Mordaça do Futuro
Afonso Loureiro
A História das cidades não está nos monumentos erigidos pelos vários regimes nem nas torres de vidro das empresas ou nos negócios que mudam de nome todas as semanas. Está nas paredes das casas que absorveram um pouco das pessoas que lá viveram. Está nas lojas que, muito depois de terem desaparecido, ainda dão nomes às ruas. Está nos largos e praças que surgiram naturalmente, sem projecto definido.
Pedaço de História
Luanda não é diferente das demais cidades do mundo. A sua História vive escondida nas grossas paredes de alvenaria de pedra que agora se derrubam, dando lugar a uma qualquer construção desproporcionada e desenquadrada. Num pequeno passeio conseguimos ter uns relances de épocas distintas, quer seja no desenho de uma janela, no que resta de um letreiro ou num degrau muito gasto.
Memória da cidade
Ao fim de algum tempo, começamos a desconfiar que poderemos ser as últimas testemunhas destas marcas da História de Luanda, que vão desaparecendo a um ritmo surpreendente, atropeladas por máquinas de rastos e afogadas em betão. Desconfiamos também que somos os únicos a preocupar-se com isso. Se a maioria dos angolanos nem pensa duas vezes no que acontece à sua Memória colectiva, porque haverá de ser um estrangeiro, sem nenhuma ligação especial a esta terra, a sentir-se angustiado?
Marca do passado
Algumas semanas sem passar em determinada rua e quase acreditamos que nos enganámos. Temos de escolher novos pontos de referência, que os antigos são agora lotes vazios.
Aqui nascerá uma torre
Não se trata de saudosismo do tempo colonial, até porque nasci depois da independência angolana e França absorveu quase todos os emigrantes da família. Trata-se mais de incredulidade ao ver séculos da História de um país serem arrasados porque alguém viu lucro fácil. Ver o que acontece ao centro de Luanda faz-me compreender o que aconteceu a Queluz, onde cresci.

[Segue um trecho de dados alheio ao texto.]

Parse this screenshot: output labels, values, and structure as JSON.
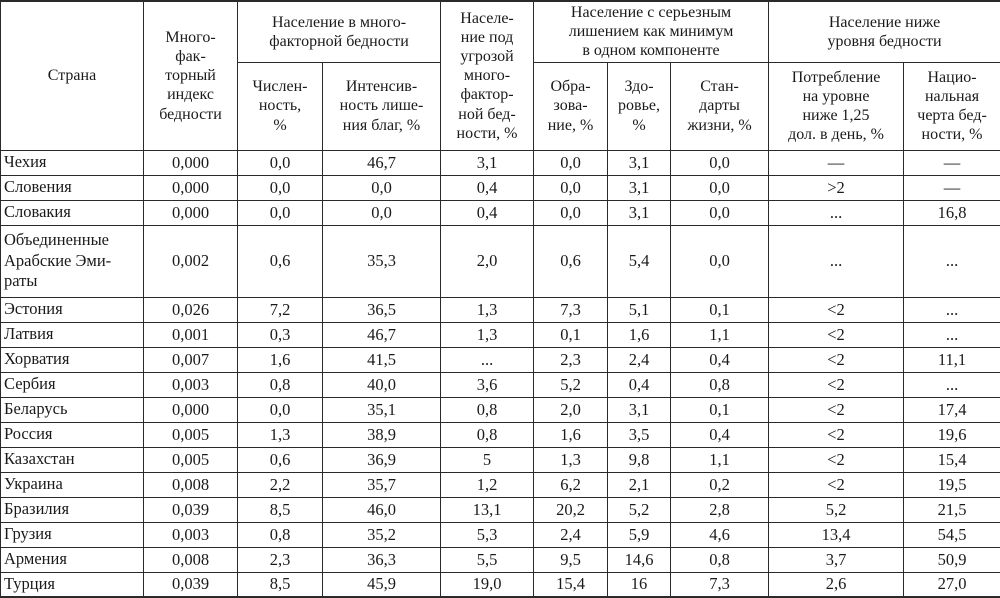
{
  "table": {
    "header": {
      "country": "Страна",
      "mpi": "Много-\nфак-\nторный\nиндекс\nбедности",
      "group_multidim": "Население в много-\nфакторной бедности",
      "headcount": "Числен-\nность,\n%",
      "intensity": "Интенсив-\nность лише-\nния благ, %",
      "at_risk": "Населе-\nние под\nугрозой\nмного-\nфактор-\nной бед-\nности, %",
      "group_deprivation": "Население с серьезным\nлишением как минимум\nв одном компоненте",
      "education": "Обра-\nзова-\nние, %",
      "health": "Здо-\nровье,\n%",
      "living_standards": "Стан-\nдарты\nжизни, %",
      "group_poverty_line": "Население ниже\nуровня бедности",
      "consumption": "Потребление\nна уровне\nниже 1,25\nдол. в день, %",
      "national_line": "Нацио-\nнальная\nчерта бед-\nности, %"
    },
    "rows": [
      {
        "country": "Чехия",
        "values": [
          "0,000",
          "0,0",
          "46,7",
          "3,1",
          "0,0",
          "3,1",
          "0,0",
          "—",
          "—"
        ]
      },
      {
        "country": "Словения",
        "values": [
          "0,000",
          "0,0",
          "0,0",
          "0,4",
          "0,0",
          "3,1",
          "0,0",
          ">2",
          "—"
        ]
      },
      {
        "country": "Словакия",
        "values": [
          "0,000",
          "0,0",
          "0,0",
          "0,4",
          "0,0",
          "3,1",
          "0,0",
          "...",
          "16,8"
        ]
      },
      {
        "country": "Объединенные\nАрабские Эми-\nраты",
        "values": [
          "0,002",
          "0,6",
          "35,3",
          "2,0",
          "0,6",
          "5,4",
          "0,0",
          "...",
          "..."
        ]
      },
      {
        "country": "Эстония",
        "values": [
          "0,026",
          "7,2",
          "36,5",
          "1,3",
          "7,3",
          "5,1",
          "0,1",
          "<2",
          "..."
        ]
      },
      {
        "country": "Латвия",
        "values": [
          "0,001",
          "0,3",
          "46,7",
          "1,3",
          "0,1",
          "1,6",
          "1,1",
          "<2",
          "..."
        ]
      },
      {
        "country": "Хорватия",
        "values": [
          "0,007",
          "1,6",
          "41,5",
          "...",
          "2,3",
          "2,4",
          "0,4",
          "<2",
          "11,1"
        ]
      },
      {
        "country": "Сербия",
        "values": [
          "0,003",
          "0,8",
          "40,0",
          "3,6",
          "5,2",
          "0,4",
          "0,8",
          "<2",
          "..."
        ]
      },
      {
        "country": "Беларусь",
        "values": [
          "0,000",
          "0,0",
          "35,1",
          "0,8",
          "2,0",
          "3,1",
          "0,1",
          "<2",
          "17,4"
        ]
      },
      {
        "country": "Россия",
        "values": [
          "0,005",
          "1,3",
          "38,9",
          "0,8",
          "1,6",
          "3,5",
          "0,4",
          "<2",
          "19,6"
        ]
      },
      {
        "country": "Казахстан",
        "values": [
          "0,005",
          "0,6",
          "36,9",
          "5",
          "1,3",
          "9,8",
          "1,1",
          "<2",
          "15,4"
        ]
      },
      {
        "country": "Украина",
        "values": [
          "0,008",
          "2,2",
          "35,7",
          "1,2",
          "6,2",
          "2,1",
          "0,2",
          "<2",
          "19,5"
        ]
      },
      {
        "country": "Бразилия",
        "values": [
          "0,039",
          "8,5",
          "46,0",
          "13,1",
          "20,2",
          "5,2",
          "2,8",
          "5,2",
          "21,5"
        ]
      },
      {
        "country": "Грузия",
        "values": [
          "0,003",
          "0,8",
          "35,2",
          "5,3",
          "2,4",
          "5,9",
          "4,6",
          "13,4",
          "54,5"
        ]
      },
      {
        "country": "Армения",
        "values": [
          "0,008",
          "2,3",
          "36,3",
          "5,5",
          "9,5",
          "14,6",
          "0,8",
          "3,7",
          "50,9"
        ]
      },
      {
        "country": "Турция",
        "values": [
          "0,039",
          "8,5",
          "45,9",
          "19,0",
          "15,4",
          "16",
          "7,3",
          "2,6",
          "27,0"
        ]
      }
    ]
  }
}
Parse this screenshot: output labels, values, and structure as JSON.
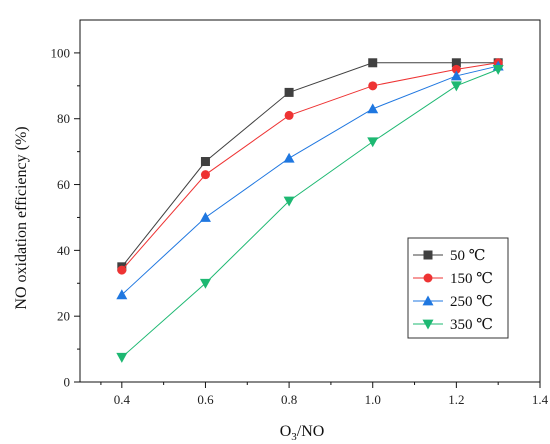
{
  "chart_data": {
    "type": "line",
    "xlabel": "O3/NO",
    "xlabel_main": "O",
    "xlabel_sub": "3",
    "xlabel_tail": "/NO",
    "ylabel": "NO oxidation efficiency (%)",
    "xlim": [
      0.3,
      1.4
    ],
    "ylim": [
      0,
      110
    ],
    "xticks": [
      0.4,
      0.6,
      0.8,
      1.0,
      1.2,
      1.4
    ],
    "xtick_labels": [
      "0.4",
      "0.6",
      "0.8",
      "1.0",
      "1.2",
      "1.4"
    ],
    "yticks": [
      0,
      20,
      40,
      60,
      80,
      100
    ],
    "ytick_labels": [
      "0",
      "20",
      "40",
      "60",
      "80",
      "100"
    ],
    "grid": false,
    "legend_position": "center-right",
    "x": [
      0.4,
      0.6,
      0.8,
      1.0,
      1.2,
      1.3
    ],
    "series": [
      {
        "name": "50 ℃",
        "color": "#404040",
        "marker": "square",
        "values": [
          35,
          67,
          88,
          97,
          97,
          97
        ]
      },
      {
        "name": "150 ℃",
        "color": "#ee3333",
        "marker": "circle",
        "values": [
          34,
          63,
          81,
          90,
          95,
          97
        ]
      },
      {
        "name": "250 ℃",
        "color": "#1f77e0",
        "marker": "triangle-up",
        "values": [
          26.5,
          50,
          68,
          83,
          93,
          96
        ]
      },
      {
        "name": "350 ℃",
        "color": "#1db872",
        "marker": "triangle-down",
        "values": [
          7.5,
          30,
          55,
          73,
          90,
          95
        ]
      }
    ]
  }
}
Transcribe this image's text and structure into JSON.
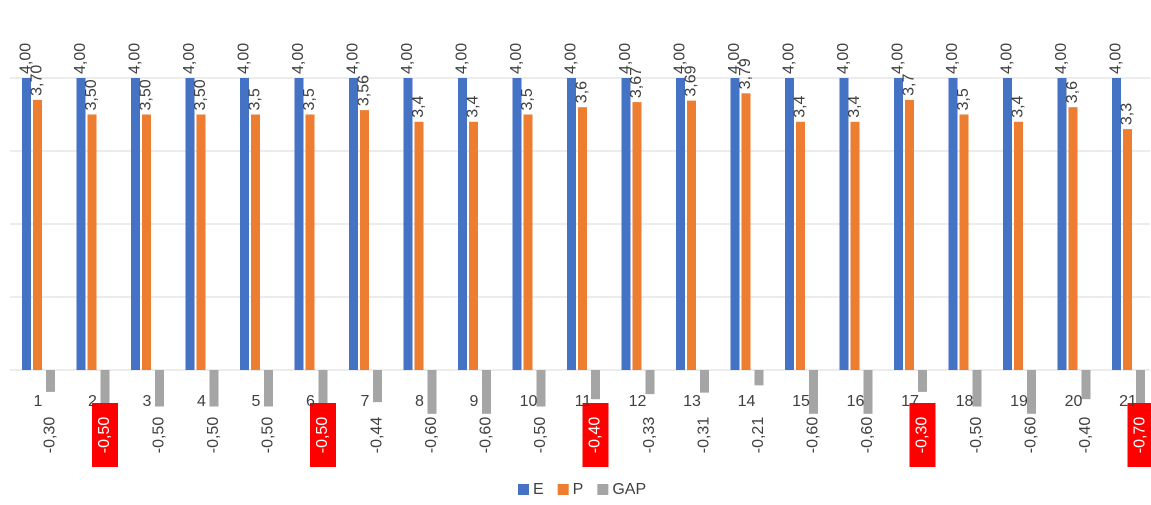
{
  "chart_data": {
    "type": "bar",
    "categories": [
      "1",
      "2",
      "3",
      "4",
      "5",
      "6",
      "7",
      "8",
      "9",
      "10",
      "11",
      "12",
      "13",
      "14",
      "15",
      "16",
      "17",
      "18",
      "19",
      "20",
      "21"
    ],
    "series": [
      {
        "name": "E",
        "color": "#4472c4",
        "values": [
          4,
          4,
          4,
          4,
          4,
          4,
          4,
          4,
          4,
          4,
          4,
          4,
          4,
          4,
          4,
          4,
          4,
          4,
          4,
          4,
          4
        ],
        "value_labels": [
          "4,00",
          "4,00",
          "4,00",
          "4,00",
          "4,00",
          "4,00",
          "4,00",
          "4,00",
          "4,00",
          "4,00",
          "4,00",
          "4,00",
          "4,00",
          "4,00",
          "4,00",
          "4,00",
          "4,00",
          "4,00",
          "4,00",
          "4,00",
          "4,00"
        ]
      },
      {
        "name": "P",
        "color": "#ed7d31",
        "values": [
          3.7,
          3.5,
          3.5,
          3.5,
          3.5,
          3.5,
          3.56,
          3.4,
          3.4,
          3.5,
          3.6,
          3.67,
          3.69,
          3.79,
          3.4,
          3.4,
          3.7,
          3.5,
          3.4,
          3.6,
          3.3
        ],
        "value_labels": [
          "3,70",
          "3,50",
          "3,50",
          "3,50",
          "3,5",
          "3,5",
          "3,56",
          "3,4",
          "3,4",
          "3,5",
          "3,6",
          "3,67",
          "3,69",
          "3,79",
          "3,4",
          "3,4",
          "3,7",
          "3,5",
          "3,4",
          "3,6",
          "3,3"
        ]
      },
      {
        "name": "GAP",
        "color": "#a5a5a5",
        "values": [
          -0.3,
          -0.5,
          -0.5,
          -0.5,
          -0.5,
          -0.5,
          -0.44,
          -0.6,
          -0.6,
          -0.5,
          -0.4,
          -0.33,
          -0.31,
          -0.21,
          -0.6,
          -0.6,
          -0.3,
          -0.5,
          -0.6,
          -0.4,
          -0.7
        ],
        "value_labels": [
          "-0,30",
          "-0,50",
          "-0,50",
          "-0,50",
          "-0,50",
          "-0,50",
          "-0,44",
          "-0,60",
          "-0,60",
          "-0,50",
          "-0,40",
          "-0,33",
          "-0,31",
          "-0,21",
          "-0,60",
          "-0,60",
          "-0,30",
          "-0,50",
          "-0,60",
          "-0,40",
          "-0,70"
        ],
        "highlighted_labels": [
          1,
          5,
          10,
          16,
          20
        ],
        "highlight_color": "#ff0000"
      }
    ],
    "ylim": [
      -1,
      4
    ],
    "yticks": [
      0,
      1,
      2,
      3,
      4
    ],
    "grid": true,
    "legend": "bottom"
  }
}
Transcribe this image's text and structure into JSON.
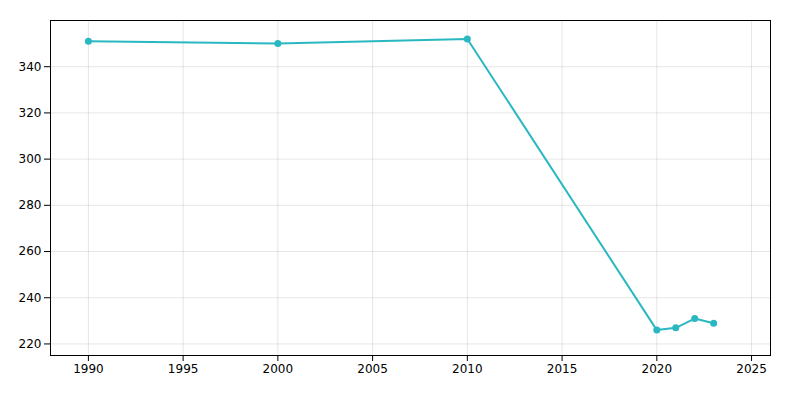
{
  "chart_data": {
    "type": "line",
    "x": [
      1990,
      2000,
      2010,
      2020,
      2021,
      2022,
      2023
    ],
    "values": [
      351,
      350,
      352,
      226,
      227,
      231,
      229
    ],
    "color": "#29B8C2",
    "marker": "circle",
    "xlim": [
      1988,
      2026
    ],
    "ylim": [
      215,
      360
    ],
    "xticks": [
      1990,
      1995,
      2000,
      2005,
      2010,
      2015,
      2020,
      2025
    ],
    "yticks": [
      220,
      240,
      260,
      280,
      300,
      320,
      340
    ],
    "grid": true
  }
}
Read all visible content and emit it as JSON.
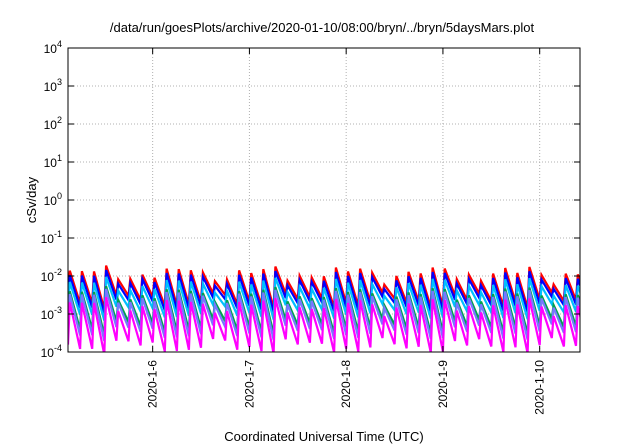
{
  "chart_data": {
    "type": "line",
    "title": "/data/run/goesPlots/archive/2020-01-10/08:00/bryn/../bryn/5daysMars.plot",
    "xlabel": "Coordinated Universal Time (UTC)",
    "ylabel": "cSv/day",
    "xlim": [
      "2020-01-05 03:00",
      "2020-01-10 10:00"
    ],
    "ylim": [
      0.0001,
      10000
    ],
    "yscale": "log",
    "grid": true,
    "x_ticks": [
      "2020-1-6",
      "2020-1-7",
      "2020-1-8",
      "2020-1-9",
      "2020-1-10"
    ],
    "y_ticks": [
      {
        "base": "10",
        "exp": "-4"
      },
      {
        "base": "10",
        "exp": "-3"
      },
      {
        "base": "10",
        "exp": "-2"
      },
      {
        "base": "10",
        "exp": "-1"
      },
      {
        "base": "10",
        "exp": "0"
      },
      {
        "base": "10",
        "exp": "1"
      },
      {
        "base": "10",
        "exp": "2"
      },
      {
        "base": "10",
        "exp": "3"
      },
      {
        "base": "10",
        "exp": "4"
      }
    ],
    "sawtooth_period_hours": 3,
    "series": [
      {
        "color": "#ff0000",
        "peak": 0.0115,
        "trough": 0.0022
      },
      {
        "color": "#0000ff",
        "peak": 0.0088,
        "trough": 0.0017
      },
      {
        "color": "#00c0ff",
        "peak": 0.0058,
        "trough": 0.0011
      },
      {
        "color": "#00a050",
        "peak": 0.0033,
        "trough": 0.00045
      },
      {
        "color": "#7777ff",
        "peak": 0.0028,
        "trough": 0.00032
      },
      {
        "color": "#ff00ff",
        "peak": 0.0017,
        "trough": 0.00014
      }
    ]
  }
}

Queluz era uma pacata povoação, com algumas centenas de villas espalhadas de forma harmoniosa em frente ao Palácio. A dada altura, entendeu-se que se devia fazer de Queluz uma terra moderna, com edifícios altos. O lucro fácil fez arrasar as pequenas vivendas e construir caixotes todos iguais até ao limite do terreno. Parou-se quando Queluz desapareceu. Tornou-se uma terra feia, com ruas demasiado estreitas e desagradáveis. Hoje em dia resta meia-dúzia de casas da Queluz antiga, quase todas em ruína. O resto da cidade é incaracterístico, sem Memória, sem identidade. Luanda segue-lhe as pisadas.
Quase julgamos que progresso é sinónimo de esquecimento. Resignamo-mos ao ver paredes cheias de segredos desfazer-se em pó. Procuramos não pensar nas histórias que contariam, se falassem. Parece que o Futuro procura amordaçar, a todo o custo e à força de escavadora e martelo pneumático, as histórias do Passado. Vergonha, talvez?
Meu caro amigo
Subscrevo tudo o que diz. E não é só por Luanda, que conheci como uma cidade cosmopolita que nunca vi como cidade colonial.
Tenho a certeza que é exactamente por aquilo que refere sobre o exemplo de Queluz, que lamento o que parece estar a acontecer com Luanda.
Apenas recordo que a beleza de muitas cidades da Europa central, está exactamente na preservação do seu núcleo histórico. Houve o cuidado de levar a novel floresta de cimento para as periferias.
Veja-se, por oposição, o exemplo da cidade de Praga ou da pequena Bruges.
Um encanto.
Mas, se calhar, eu é que sou romântico.
Pois é amigo Afonso
Povo que apaga a sua memória, é povo que se suicida.
Só espero é que mais tarde não venham acusar os tugas de terem contribuido para esse suicidio, o tempo o dirá.
Abraço
Quando fala de Queluz, lembra-me a minha cidade natal, o Porto. O Porto é uma cidade recheada de contrastes. Ora temos a parte historica constituida por ruas estreitas em que o sol raramente entra, e muitas vezes com um cheiro suspeito, casas com azulejos que remontam a outros tempos, e alguns edificos com a fachada antiga. E depois, temos a parte nova, um monte de construções de vidro e de betão, avenidas que outrora eram bonitas e com espaços verdes, agora são avenidas cinzentas e estreitas que destooam sob a beleza rara do Porto.
Zenith! A minha primeira casa em Luanda era na rua desse prédio.
Tudo muda.
A cidade que conheci está a desaparecer a um ritmo impressionante.